Background: The capillary networks are less dense and have irregular structures in scleroderma. These abnormalities result in lower capillary blood flow causing severe tissue hypoxia, which is a major stimulus for angiogenesis. However, current knowledge about compensatory angiogenesis is ambiguous in scleroderma. Bevacizumab is an inhibitor of vascular endothelial growth factor (VEGF).
Objectives: The aim of the present study is to evaluate the protective effects of bevacizumab in bleomycin (BLM)- -induced dermal fibrosis.
Material and methods: This study involved 4 groups of Balb/c mice (n = 10 per group). Mice in the control group received 100 μL/day of phosphate-buffered saline (PBS) subcutaneously, while the other 3 groups were given 100 μg/day of BLM (dissolved in 100 μL PBS) subcutaneously, for 4 weeks. Mice in BLM-treated 3rd and 4th groups also received bevacizumab (1 or 5 mg/kg twice a week, intraperitoneally). At the end of the fourth week, all mice were sacrificed and blood and tissue samples were obtained.
Results: The BLM applications increased the dermal thicknesses, tissue hydroxyproline contents, and α-smooth muscle actin-positive (α-SMA+) cell counts, and led to histopathologically prominent dermal fibrosis.
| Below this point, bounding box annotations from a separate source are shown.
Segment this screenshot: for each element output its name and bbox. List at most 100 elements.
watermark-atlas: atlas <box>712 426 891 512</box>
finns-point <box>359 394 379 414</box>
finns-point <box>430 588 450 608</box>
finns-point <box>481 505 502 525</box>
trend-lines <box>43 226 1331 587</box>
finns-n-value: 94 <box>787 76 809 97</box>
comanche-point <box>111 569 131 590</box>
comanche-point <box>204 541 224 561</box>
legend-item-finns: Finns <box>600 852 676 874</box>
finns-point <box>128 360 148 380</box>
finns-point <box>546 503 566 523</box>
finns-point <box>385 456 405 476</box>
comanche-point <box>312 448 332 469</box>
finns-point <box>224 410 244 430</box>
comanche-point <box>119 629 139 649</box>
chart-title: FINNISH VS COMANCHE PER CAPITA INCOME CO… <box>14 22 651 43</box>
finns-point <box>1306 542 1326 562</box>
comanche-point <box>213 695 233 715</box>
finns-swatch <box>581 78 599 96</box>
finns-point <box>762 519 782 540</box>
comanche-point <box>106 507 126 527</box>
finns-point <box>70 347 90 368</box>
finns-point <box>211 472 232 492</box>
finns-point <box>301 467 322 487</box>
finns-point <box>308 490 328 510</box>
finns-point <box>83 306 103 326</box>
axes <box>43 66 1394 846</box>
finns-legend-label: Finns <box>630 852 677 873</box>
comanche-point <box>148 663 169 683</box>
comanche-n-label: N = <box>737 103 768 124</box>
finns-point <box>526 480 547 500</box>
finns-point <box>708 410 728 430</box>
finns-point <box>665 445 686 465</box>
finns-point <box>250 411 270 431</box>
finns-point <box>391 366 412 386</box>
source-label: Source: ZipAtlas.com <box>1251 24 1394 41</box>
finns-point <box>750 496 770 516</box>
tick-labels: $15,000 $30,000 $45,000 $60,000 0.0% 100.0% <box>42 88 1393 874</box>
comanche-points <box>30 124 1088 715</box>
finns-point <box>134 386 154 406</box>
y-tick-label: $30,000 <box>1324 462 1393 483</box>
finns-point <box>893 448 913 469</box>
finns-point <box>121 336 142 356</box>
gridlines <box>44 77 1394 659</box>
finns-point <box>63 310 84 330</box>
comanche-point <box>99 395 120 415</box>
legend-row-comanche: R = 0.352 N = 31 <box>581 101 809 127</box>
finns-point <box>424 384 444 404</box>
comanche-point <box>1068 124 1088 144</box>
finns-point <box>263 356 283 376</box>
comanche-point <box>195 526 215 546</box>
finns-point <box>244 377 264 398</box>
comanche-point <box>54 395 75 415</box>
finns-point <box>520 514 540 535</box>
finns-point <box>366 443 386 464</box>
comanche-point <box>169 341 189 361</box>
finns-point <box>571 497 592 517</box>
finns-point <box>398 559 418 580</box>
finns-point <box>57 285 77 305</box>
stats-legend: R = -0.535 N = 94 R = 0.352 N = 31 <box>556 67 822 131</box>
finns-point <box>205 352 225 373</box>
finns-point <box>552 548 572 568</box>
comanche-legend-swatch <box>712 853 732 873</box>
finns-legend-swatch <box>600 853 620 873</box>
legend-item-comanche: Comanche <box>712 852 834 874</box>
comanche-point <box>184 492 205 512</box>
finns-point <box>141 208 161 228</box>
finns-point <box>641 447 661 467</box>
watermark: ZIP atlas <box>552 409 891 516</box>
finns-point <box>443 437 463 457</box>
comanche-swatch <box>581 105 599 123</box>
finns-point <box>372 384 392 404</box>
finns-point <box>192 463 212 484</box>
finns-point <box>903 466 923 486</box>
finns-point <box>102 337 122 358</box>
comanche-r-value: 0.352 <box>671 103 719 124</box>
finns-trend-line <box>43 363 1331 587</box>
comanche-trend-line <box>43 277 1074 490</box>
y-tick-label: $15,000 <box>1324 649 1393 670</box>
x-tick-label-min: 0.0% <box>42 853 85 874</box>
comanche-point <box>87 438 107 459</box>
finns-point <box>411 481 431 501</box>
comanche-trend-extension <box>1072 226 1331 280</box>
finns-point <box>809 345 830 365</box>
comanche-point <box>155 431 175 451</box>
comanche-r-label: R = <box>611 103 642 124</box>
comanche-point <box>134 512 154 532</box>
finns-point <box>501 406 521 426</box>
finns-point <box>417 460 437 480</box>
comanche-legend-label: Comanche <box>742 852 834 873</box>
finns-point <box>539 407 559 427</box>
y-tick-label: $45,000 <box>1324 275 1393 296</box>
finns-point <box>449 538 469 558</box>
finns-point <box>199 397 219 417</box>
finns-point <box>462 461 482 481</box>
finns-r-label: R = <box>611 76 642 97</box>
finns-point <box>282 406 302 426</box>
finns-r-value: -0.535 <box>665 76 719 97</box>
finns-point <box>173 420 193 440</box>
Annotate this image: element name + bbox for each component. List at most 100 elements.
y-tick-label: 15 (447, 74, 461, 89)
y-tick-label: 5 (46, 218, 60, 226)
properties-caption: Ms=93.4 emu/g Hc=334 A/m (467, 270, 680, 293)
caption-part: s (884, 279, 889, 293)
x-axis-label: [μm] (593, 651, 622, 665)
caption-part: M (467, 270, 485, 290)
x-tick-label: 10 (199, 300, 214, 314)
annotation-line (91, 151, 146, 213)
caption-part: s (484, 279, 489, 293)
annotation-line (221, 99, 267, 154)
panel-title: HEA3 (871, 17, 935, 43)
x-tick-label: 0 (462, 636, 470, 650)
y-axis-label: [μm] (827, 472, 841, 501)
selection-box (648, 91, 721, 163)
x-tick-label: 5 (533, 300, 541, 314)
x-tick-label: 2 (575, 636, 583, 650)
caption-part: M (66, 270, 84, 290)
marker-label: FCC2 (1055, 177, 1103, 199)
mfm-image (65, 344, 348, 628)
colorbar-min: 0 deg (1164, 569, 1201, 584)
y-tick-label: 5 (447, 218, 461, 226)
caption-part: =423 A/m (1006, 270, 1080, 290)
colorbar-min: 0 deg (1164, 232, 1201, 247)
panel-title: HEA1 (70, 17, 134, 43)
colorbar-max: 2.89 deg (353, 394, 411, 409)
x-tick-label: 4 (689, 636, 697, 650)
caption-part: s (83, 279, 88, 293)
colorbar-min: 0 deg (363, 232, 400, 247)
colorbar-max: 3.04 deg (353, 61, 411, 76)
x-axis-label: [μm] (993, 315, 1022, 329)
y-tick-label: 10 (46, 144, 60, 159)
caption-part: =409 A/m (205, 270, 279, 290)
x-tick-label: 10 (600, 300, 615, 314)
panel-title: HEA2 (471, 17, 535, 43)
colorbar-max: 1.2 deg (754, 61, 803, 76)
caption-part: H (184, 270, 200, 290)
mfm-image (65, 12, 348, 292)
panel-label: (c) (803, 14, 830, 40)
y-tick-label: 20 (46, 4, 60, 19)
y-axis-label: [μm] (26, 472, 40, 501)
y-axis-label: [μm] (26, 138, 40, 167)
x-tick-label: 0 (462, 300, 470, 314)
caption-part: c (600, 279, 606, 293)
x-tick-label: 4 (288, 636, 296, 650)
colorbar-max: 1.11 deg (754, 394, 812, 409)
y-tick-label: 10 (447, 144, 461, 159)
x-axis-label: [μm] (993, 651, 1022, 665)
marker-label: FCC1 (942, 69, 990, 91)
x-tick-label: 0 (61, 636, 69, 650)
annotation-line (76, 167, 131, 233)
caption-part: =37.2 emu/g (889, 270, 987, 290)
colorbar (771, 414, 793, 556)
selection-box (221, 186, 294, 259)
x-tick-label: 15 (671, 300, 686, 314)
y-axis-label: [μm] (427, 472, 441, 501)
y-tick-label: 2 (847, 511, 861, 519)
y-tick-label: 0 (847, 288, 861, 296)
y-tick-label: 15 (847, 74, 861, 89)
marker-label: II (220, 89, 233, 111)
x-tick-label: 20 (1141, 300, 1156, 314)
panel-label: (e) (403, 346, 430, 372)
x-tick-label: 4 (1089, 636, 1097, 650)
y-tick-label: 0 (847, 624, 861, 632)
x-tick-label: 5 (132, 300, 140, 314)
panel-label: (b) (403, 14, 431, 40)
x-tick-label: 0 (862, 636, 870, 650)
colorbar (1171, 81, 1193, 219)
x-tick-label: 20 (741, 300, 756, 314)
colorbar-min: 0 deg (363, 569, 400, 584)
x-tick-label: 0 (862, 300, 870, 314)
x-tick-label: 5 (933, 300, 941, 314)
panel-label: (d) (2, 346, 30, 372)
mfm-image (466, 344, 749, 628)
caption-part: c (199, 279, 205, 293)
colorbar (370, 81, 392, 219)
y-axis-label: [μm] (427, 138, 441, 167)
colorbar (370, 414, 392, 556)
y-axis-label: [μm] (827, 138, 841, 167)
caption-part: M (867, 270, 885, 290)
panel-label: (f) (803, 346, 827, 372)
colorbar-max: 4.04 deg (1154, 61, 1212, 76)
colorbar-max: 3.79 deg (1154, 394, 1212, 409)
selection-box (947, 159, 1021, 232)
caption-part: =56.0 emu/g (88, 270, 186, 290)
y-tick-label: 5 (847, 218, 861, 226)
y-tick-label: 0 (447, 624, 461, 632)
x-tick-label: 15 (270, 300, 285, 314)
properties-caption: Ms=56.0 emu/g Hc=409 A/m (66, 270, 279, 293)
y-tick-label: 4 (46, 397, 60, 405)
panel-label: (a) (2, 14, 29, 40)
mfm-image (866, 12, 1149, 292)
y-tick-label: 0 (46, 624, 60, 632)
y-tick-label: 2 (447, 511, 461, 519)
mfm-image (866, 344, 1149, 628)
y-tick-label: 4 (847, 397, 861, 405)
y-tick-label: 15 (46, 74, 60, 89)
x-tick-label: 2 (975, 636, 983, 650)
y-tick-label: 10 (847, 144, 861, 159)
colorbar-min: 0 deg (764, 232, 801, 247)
The bevacizumab treatments decreased the tissue hydroxyproline contents and dermal thicknesses, and these improvements were more prominent at doses by which α-SMA+ cell counts were markedly decreased, in the BLM-injected mice.
Conclusions: In our study, inhibition of VEGF with bevacizumab treatments prevented the BLM-induced dermal fibrosis suggesting that VEGF expression contributes to the pathogenesis of scleroderma.
Keywords: VEGF; bevacizumab; dermal fibrosis; scleroderma.